André, Lídia and Wadsworth, Jennifer (2025) Modelling and inference for the body and tail regions of multivariate data. PhD thesis, Lancaster University.
Abstract
When an accurate representation of multivariate data is required across both the body (described by non-extreme observations) and the tail (defined by the extreme observations) regions, it is crucial to have a model that is able to characterise the joint behaviour across both regions. In this thesis, we focus on developing dependence models that represent the entire distribution without the need to explicitly define each region. We propose two dependence models that fit the body and tail regions. For the first model, we construct the copula from a mixture of two copulas that are defined on the whole support of the data, and blended through a dynamic increasing weighting function. In this way, we give more weight to a copula tailored to the body for lower values, and more weight to a copula tailored to the tail for larger values. This ensures that there is a smooth transition between the two regions. For the second model, we construct a copula model based on a standard mixture of Gaussian distributions. As opposed to the first model, we avoid choosing a priori which copula families to include in the model, and are only required to determine the number of mixture components in the model. Moreover, we show that it scales relatively well to dimensions beyond the bivariate case. For both models, we derive (sub-)asymptotic dependence properties for specific model configurations, and show that they are flexible in capturing a broad range of extremal dependence structures through simulation studies. Motivated by the computational resources required to evaluate the likelihood function of the proposed models, we also explore likelihood-free approaches that use neural networks to perform inference.
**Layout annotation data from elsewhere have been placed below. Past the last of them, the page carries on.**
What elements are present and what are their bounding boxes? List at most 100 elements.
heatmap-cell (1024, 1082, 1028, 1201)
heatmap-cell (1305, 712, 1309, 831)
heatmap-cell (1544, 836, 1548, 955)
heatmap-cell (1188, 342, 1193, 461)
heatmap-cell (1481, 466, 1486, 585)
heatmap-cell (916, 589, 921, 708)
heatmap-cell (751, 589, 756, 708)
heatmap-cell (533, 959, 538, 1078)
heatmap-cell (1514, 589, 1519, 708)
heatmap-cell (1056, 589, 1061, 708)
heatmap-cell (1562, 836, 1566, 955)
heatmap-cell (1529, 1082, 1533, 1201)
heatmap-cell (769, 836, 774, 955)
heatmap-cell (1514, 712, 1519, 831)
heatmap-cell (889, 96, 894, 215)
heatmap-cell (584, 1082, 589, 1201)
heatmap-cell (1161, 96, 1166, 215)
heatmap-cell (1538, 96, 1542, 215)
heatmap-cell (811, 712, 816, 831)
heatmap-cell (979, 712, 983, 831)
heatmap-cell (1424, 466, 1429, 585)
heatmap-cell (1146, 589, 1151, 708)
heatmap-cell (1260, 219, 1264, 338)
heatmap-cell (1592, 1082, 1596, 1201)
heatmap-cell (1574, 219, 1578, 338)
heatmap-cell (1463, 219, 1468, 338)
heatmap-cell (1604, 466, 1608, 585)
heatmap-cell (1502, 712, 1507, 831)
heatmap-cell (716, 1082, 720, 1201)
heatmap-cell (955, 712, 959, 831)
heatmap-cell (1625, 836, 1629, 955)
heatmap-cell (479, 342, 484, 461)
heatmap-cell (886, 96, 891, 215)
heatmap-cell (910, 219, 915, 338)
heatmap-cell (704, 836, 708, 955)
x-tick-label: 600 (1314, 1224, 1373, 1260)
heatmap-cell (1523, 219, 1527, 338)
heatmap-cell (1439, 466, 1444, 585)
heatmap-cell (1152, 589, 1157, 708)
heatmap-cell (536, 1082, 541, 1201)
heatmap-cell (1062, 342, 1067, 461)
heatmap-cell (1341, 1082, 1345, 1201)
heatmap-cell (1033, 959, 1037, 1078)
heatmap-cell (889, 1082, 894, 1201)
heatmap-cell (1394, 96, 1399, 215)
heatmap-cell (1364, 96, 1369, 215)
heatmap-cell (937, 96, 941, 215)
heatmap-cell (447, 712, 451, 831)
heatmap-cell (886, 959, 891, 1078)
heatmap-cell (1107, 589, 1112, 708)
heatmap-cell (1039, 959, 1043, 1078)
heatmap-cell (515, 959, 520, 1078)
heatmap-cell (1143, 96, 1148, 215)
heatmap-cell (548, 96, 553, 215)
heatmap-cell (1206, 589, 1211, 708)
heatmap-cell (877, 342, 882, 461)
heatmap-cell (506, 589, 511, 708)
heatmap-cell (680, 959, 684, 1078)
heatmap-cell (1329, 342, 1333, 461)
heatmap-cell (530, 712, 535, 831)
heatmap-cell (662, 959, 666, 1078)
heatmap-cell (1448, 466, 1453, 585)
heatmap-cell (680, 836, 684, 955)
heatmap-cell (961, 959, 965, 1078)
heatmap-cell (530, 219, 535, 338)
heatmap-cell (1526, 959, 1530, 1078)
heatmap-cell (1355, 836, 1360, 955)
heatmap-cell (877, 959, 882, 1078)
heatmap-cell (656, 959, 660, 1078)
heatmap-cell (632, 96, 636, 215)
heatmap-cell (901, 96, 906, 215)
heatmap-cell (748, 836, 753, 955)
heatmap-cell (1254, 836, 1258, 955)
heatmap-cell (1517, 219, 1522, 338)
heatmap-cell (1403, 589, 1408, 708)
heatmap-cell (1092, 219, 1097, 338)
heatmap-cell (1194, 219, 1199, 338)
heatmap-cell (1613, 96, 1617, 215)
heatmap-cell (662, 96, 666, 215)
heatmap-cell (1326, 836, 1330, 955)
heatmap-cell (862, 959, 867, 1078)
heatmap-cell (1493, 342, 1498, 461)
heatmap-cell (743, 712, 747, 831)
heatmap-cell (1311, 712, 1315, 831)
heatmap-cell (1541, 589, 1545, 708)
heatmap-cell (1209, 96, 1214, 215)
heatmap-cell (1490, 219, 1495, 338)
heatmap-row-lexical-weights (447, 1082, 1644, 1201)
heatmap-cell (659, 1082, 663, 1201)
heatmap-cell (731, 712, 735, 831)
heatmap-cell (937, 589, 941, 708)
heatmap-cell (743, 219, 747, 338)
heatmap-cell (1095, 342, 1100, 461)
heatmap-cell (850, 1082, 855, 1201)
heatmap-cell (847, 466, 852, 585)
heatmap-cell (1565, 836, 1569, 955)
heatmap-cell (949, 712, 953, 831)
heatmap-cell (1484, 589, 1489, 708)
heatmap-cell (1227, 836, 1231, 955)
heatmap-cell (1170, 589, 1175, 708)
In particular, we assess the performance of neural Bayes estimators in estimating the model parameters, both for one of the models introduced for the joint body and tail, and further complex extremal dependence models. We also propose using neural networks as classifiers for model selection. In this way, we provide a toolbox for simple fitting and model selection of complex extremal dependence models. Methods to estimate extremal probabilities of complex environmental phenomena are presented; these result from participation in a challenge at the 2023 EVA conference. We propose using generalised additive models as well as a conditional extremes approach to estimate such quantities.